Cartridge Music



Category: Musical composition
Dated: Stony Point, July 1960
Instrumentation: Amplified small sounds
Duration: Indeterminate
Premiere and performer(s): October 6, 1960 (8 pm) at Mary Bauermeister's Studio, Lintgasse 28 in Cologne, Germany. The work was performed simultaneously with Solo for Voice 2. Performers: John Cage, Cornelius Cardew, Hans G Helms, Nam June Paik, Benjamin Patterson, William Pearson, Kurt Schwertsik, David Tudor. Technical supervision: Leopold von Knobelsdorff
Dedicated to:
Choreography: Merce Cunningham: Paired (1964), Changing Steps (1973), Exercise Piece I (1978), Exercise Piece II (1978) and Exercise Piece III (1980)
Published: Edition Peters 6703 © 1960 by Henmar Press
Manuscript: Realization worksheet (holograph in ink - 3 p.); Realization (holograph in ink - 10+10 p.); Realization (holograph - photocopy - 5 p.); Score (holograph, signed, in ink - 3 p. + 20 lv. + 4 transparencies); Worksheets for a realization (holograph in ink and pencil - 10 p.); Sketches for a realization (holograph in pencil - 6+2 p.); All in New York Public Library.

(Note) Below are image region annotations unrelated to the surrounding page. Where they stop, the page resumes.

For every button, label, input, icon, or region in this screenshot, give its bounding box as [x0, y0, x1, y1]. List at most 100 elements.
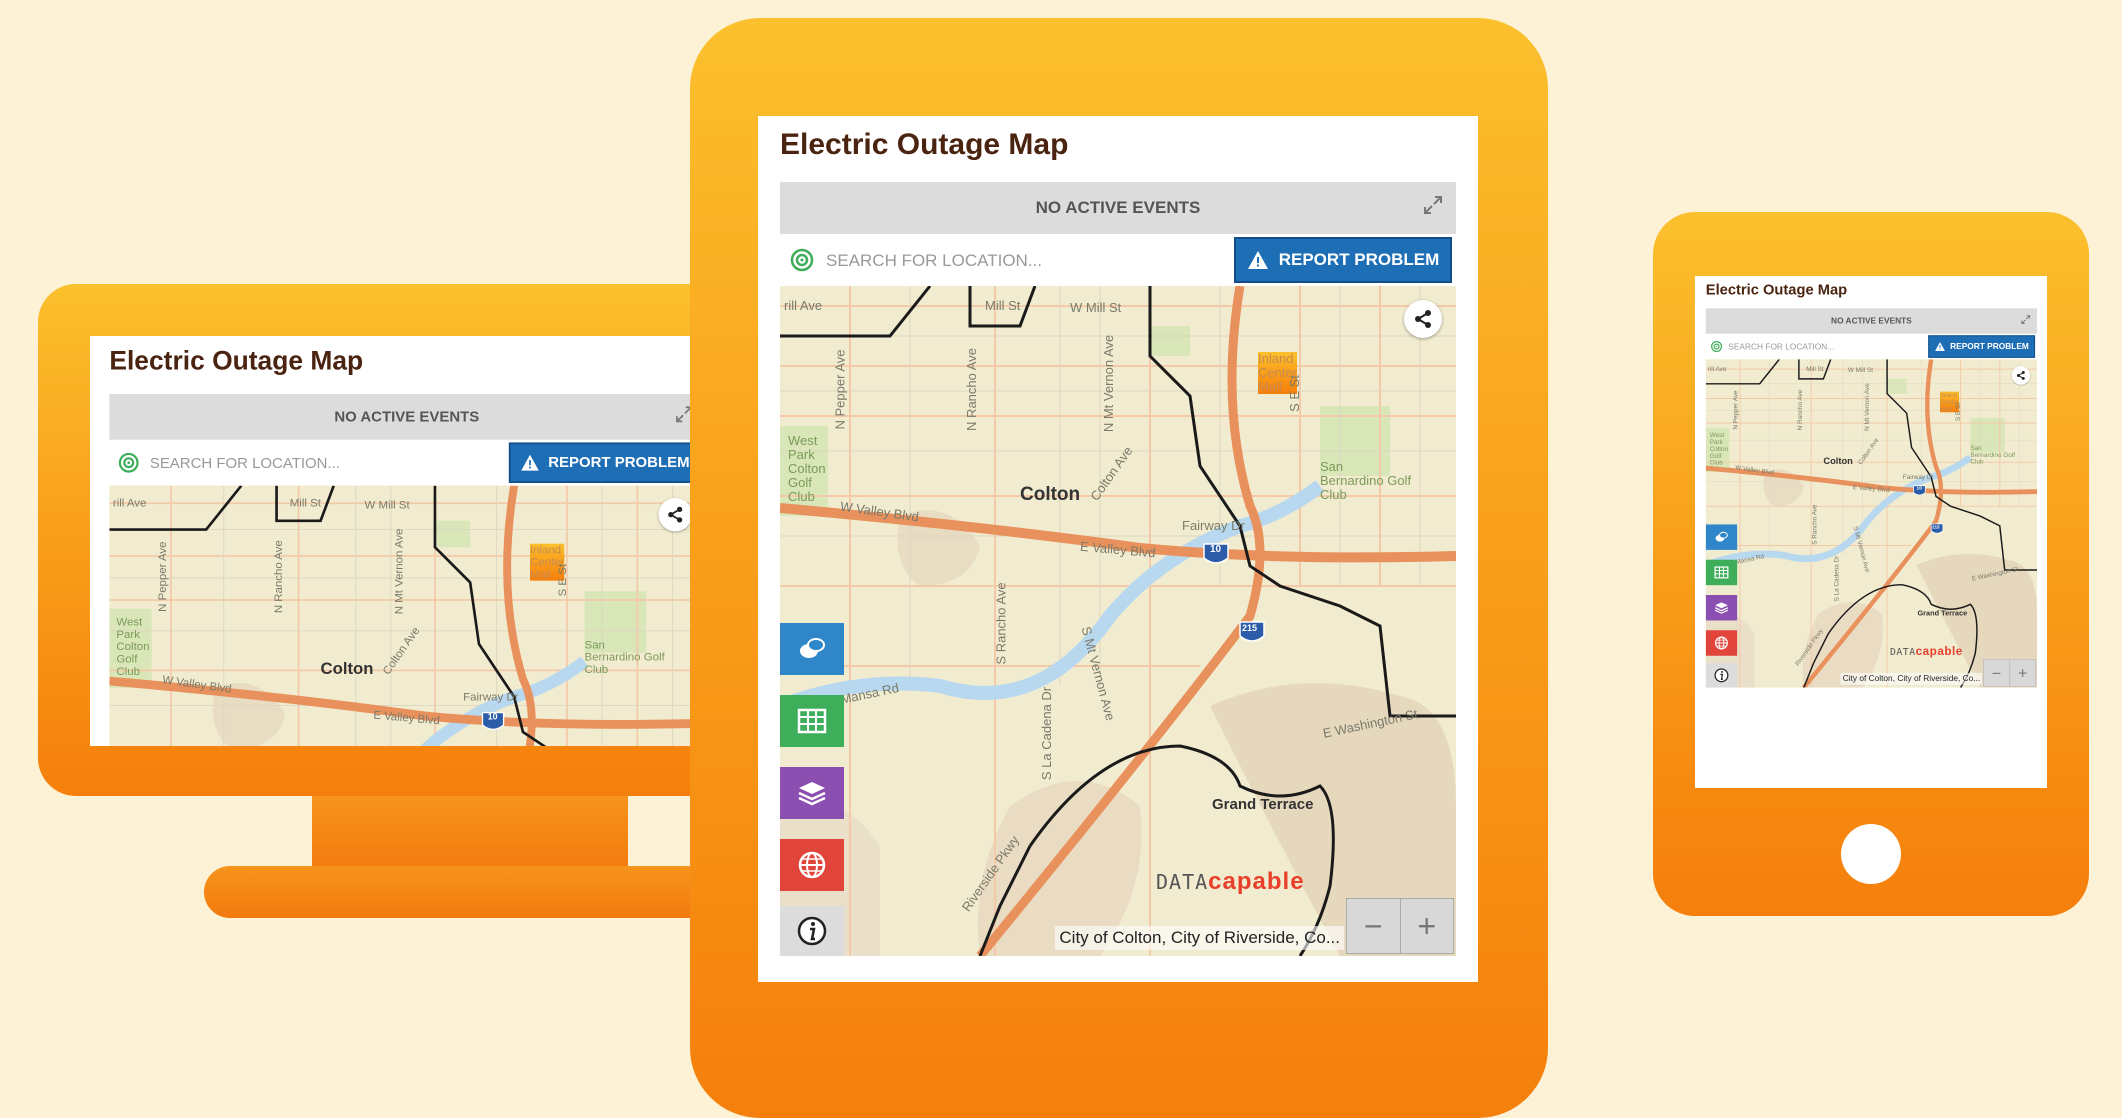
zoom-in-button[interactable]: + — [2010, 660, 2036, 686]
zoom-out-button[interactable]: − — [1347, 899, 1401, 953]
report-problem-button[interactable]: REPORT PROBLEM — [1234, 237, 1452, 283]
home-button[interactable] — [1841, 824, 1901, 884]
interstate-215-shield: 215 — [1242, 623, 1258, 633]
zoom-control: − + — [1346, 898, 1454, 954]
search-input[interactable] — [1727, 338, 1916, 356]
target-icon[interactable] — [118, 452, 139, 473]
monitor-stand-neck — [312, 795, 628, 870]
page-title: Electric Outage Map — [780, 128, 1069, 161]
page-title: Electric Outage Map — [109, 346, 364, 376]
table-button[interactable] — [780, 695, 844, 747]
table-icon — [1714, 566, 1729, 579]
map-label: West Park Colton Golf Club — [788, 433, 826, 504]
map-basemap — [780, 286, 1456, 956]
map-label: Grand Terrace — [1917, 609, 1968, 618]
status-bar: NO ACTIVE EVENTS — [1705, 308, 2038, 334]
share-button[interactable] — [2011, 366, 2031, 385]
search-bar: REPORT PROBLEM — [1705, 333, 2038, 360]
target-icon[interactable] — [790, 248, 814, 272]
tablet-screen: Electric Outage Map NO ACTIVE EVENTS REP… — [758, 116, 1478, 982]
report-problem-label: REPORT PROBLEM — [1950, 341, 2029, 351]
map-label: N Mt Vernon Ave — [1863, 383, 1871, 431]
map-label: Fairway Dr — [1902, 472, 1934, 481]
status-label: NO ACTIVE EVENTS — [1035, 198, 1201, 217]
warning-icon — [520, 454, 539, 471]
monitor-stand-base — [204, 866, 724, 918]
map-label: Fairway Dr — [1182, 518, 1245, 533]
datacapable-logo: DATA capable — [1156, 868, 1305, 895]
map-label: West Park Colton Golf Club — [116, 614, 150, 678]
map-label: N Rancho Ave — [1795, 389, 1804, 431]
share-button[interactable] — [1404, 300, 1442, 338]
legend-button[interactable] — [1705, 524, 1738, 550]
status-label: NO ACTIVE EVENTS — [334, 408, 480, 425]
page-title: Electric Outage Map — [1705, 281, 1848, 299]
map-label: Mill St — [289, 496, 321, 510]
map-label-city: Colton — [1823, 456, 1853, 467]
map-label-city: Colton — [320, 659, 374, 679]
info-button[interactable] — [780, 906, 844, 956]
search-bar: REPORT PROBLEM — [109, 439, 705, 486]
layers-button[interactable] — [780, 767, 844, 819]
map-view[interactable]: rill Ave Mill St W Mill St West Park Col… — [780, 286, 1456, 956]
map-label: rill Ave — [1707, 365, 1727, 373]
info-button[interactable] — [1705, 663, 1738, 688]
table-icon — [797, 708, 827, 734]
table-button[interactable] — [1705, 559, 1738, 586]
legend-icon — [800, 638, 825, 658]
map-label: N Pepper Ave — [1731, 390, 1739, 430]
zoom-out-button[interactable]: − — [1984, 659, 2010, 687]
map-label: N Mt Vernon Ave — [391, 528, 406, 615]
layers-icon — [1714, 602, 1729, 614]
report-problem-button[interactable]: REPORT PROBLEM — [1928, 335, 2036, 358]
layers-icon — [798, 782, 826, 806]
search-bar: REPORT PROBLEM — [780, 234, 1456, 286]
map-label: San Bernardino Golf Club — [1320, 459, 1412, 502]
layers-button[interactable] — [1705, 594, 1738, 621]
status-label: NO ACTIVE EVENTS — [1831, 316, 1912, 326]
map-label: Mill St — [1806, 365, 1824, 373]
desktop-monitor: Electric Outage Map NO ACTIVE EVENTS REP… — [38, 284, 758, 796]
map-label: San Bernardino Golf Club — [1970, 444, 2016, 466]
map-label: Mill St — [985, 298, 1021, 313]
monitor-screen: Electric Outage Map NO ACTIVE EVENTS REP… — [90, 336, 730, 746]
interstate-10-shield: 10 — [487, 712, 498, 723]
target-icon[interactable] — [1711, 341, 1723, 353]
map-label: N Pepper Ave — [155, 541, 169, 612]
report-problem-label: REPORT PROBLEM — [1278, 250, 1440, 269]
zoom-in-button[interactable]: + — [1401, 899, 1454, 953]
map-label: S Rancho Ave — [993, 582, 1009, 665]
status-bar: NO ACTIVE EVENTS — [780, 182, 1456, 234]
outage-map-widget: Electric Outage Map NO ACTIVE EVENTS REP… — [758, 116, 1478, 976]
search-input[interactable] — [824, 244, 1208, 278]
expand-icon[interactable] — [1422, 194, 1444, 216]
map-label: rill Ave — [112, 496, 147, 510]
map-label: West Park Colton Golf Club — [1709, 431, 1729, 467]
basemap-button[interactable] — [780, 839, 844, 891]
map-label: N Rancho Ave — [963, 348, 979, 431]
map-view[interactable]: rill Ave Mill St W Mill St West Park Col… — [109, 485, 705, 746]
map-label: W Mill St — [1070, 300, 1122, 315]
legend-button[interactable] — [780, 623, 844, 675]
basemap-button[interactable] — [1705, 630, 1738, 656]
share-icon — [2016, 371, 2025, 380]
share-button[interactable] — [658, 497, 692, 532]
expand-icon[interactable] — [2020, 314, 2031, 325]
map-label: S E St — [1286, 375, 1302, 412]
zoom-control: − + — [1983, 659, 2037, 687]
report-problem-button[interactable]: REPORT PROBLEM — [508, 442, 701, 483]
map-label: S Rancho Ave — [1810, 504, 1818, 545]
map-label: San Bernardino Golf Club — [584, 637, 665, 676]
outage-map-widget: Electric Outage Map NO ACTIVE EVENTS REP… — [90, 336, 724, 746]
legend-icon — [1715, 531, 1728, 542]
phone-device: Electric Outage Map NO ACTIVE EVENTS REP… — [1653, 212, 2089, 916]
search-input[interactable] — [148, 448, 486, 479]
map-attribution: City of Colton, City of Riverside, Co... — [1840, 672, 1983, 685]
info-icon — [797, 916, 827, 946]
map-basemap — [1705, 359, 2038, 688]
datacapable-logo: DATA capable — [1890, 644, 1963, 658]
map-view[interactable]: rill Ave Mill St W Mill St West Park Col… — [1705, 359, 2038, 688]
map-label: Fairway Dr — [463, 689, 519, 703]
map-label: rill Ave — [784, 298, 823, 313]
share-icon — [668, 506, 683, 523]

The word 'Cartridge' refers to the cartridge of old phonographic pick-ups, where one can put needle into the apertures. In 'Cartridge Music' one inserts all kinds of small objects into the cartridges, such as pipe-cleaners, matches, feathers, wires etc. Furniture is used as well, with contact microphones connected to them. All sounds are to be amplified and controlled by the performer(s).
The number of performers should be at least that of the cartridges and not greater than twice the number of cartridges.
Each performer makes his part from the materials provided: 20 numbered sheets with irregular shapes (the number of shapes corresponding to the number of the sheet) and 4 transparencies, one with points, one with circles, another with a circle marked like a stopwatch and the last with a dotted curving line, with a circle at one end. These transparencies should be superimposed on one of the 20 sheets, in order to create a constellation from where one can create one's part.
It is also possible to create other pieces from the materials like a Duet for Cymbal or a Piano Duet or Trio or....
Cage used Cartridge Music as a means to compose several lectures such as Where Are We Going? and What Are We Doing? (1960), Rhythm, etc. (1962), Jasper Johns: Stories and Ideas (1963) and On Robert Rauschenberg, Artist, and His Work (1961?).

Sources: Published score; New York Public Library online catalog; David Revill: The Roaring Silence; David Vaughan: Merce Cunningham Fifty Years; Paul van Emmerik: Thema's en Variaties; Gisela Gronemeyer: Anything I Say Will Be Misunderstood in 'Neue Zeitschrift für Musik 9 (September 1992)'; Volker Sträbel quoting: Intermedial, Kontrovers, Experimentell. Das Atelier Mary Bauermeister in Köln 1960-62, edited by Historisches Archiv der Stadt Köln, Emons Verlag, Cologne 1993, pp. 48-52.